Weer thuis met Pasen meteen ’s avonds aan de slag met een presentatie in het Engels Geneeskunde. Daags erna het resultaat. ‘Ik had het heel goed gedaan, kreeg ik te horen, mijn studie is mij alles waard, maar twee dagen Zuid-Limburg waren onvergetelijk. Johan, frieten zijn veel lekkerder dan patatten, maar het is hetzelfde hè? Zal ik het eens in het Limburgs zeggen?’
De man links op de foto lijkt warempel wel een bodyguard. Het valt me nu pas op.

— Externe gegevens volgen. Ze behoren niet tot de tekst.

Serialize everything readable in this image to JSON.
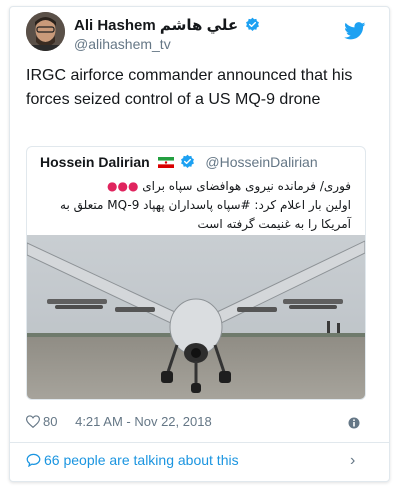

Mijn Paasboodschap is van een ongelofelijke eenvoud. Flikker die telefoon nou eens voor een poosje weg en pak een boek. Lees desnoods stripverhalen, maar léés! Onderzoek heeft uitgewezen, zo bericht NRC ons, dat een derde van het onderwijspersoneel in het middelbaar onderwijs totaal niet leest en lezen beschouwt als tijdverspilling. Dus 1 op de 3 onderwijzers en onderwijzeressen leest nooit een boek of krant. Dat staat heden ten dage in Nederland dus voor de klas. Dergelijke nitwits bepalen de toekomst van je zoon of dochter. Arme verloren generatie. Het onderzoek constateert dat nergens in de westerse wereld de jeugd zo weinig leest als in Nederland. Is onderwijs ook niet zoiets als stimuleren, uitdagen, en het goede voorbeeld geven ??? Literatuur is als zuurstof. Literatuur scherpt de geest.De slijpsteen.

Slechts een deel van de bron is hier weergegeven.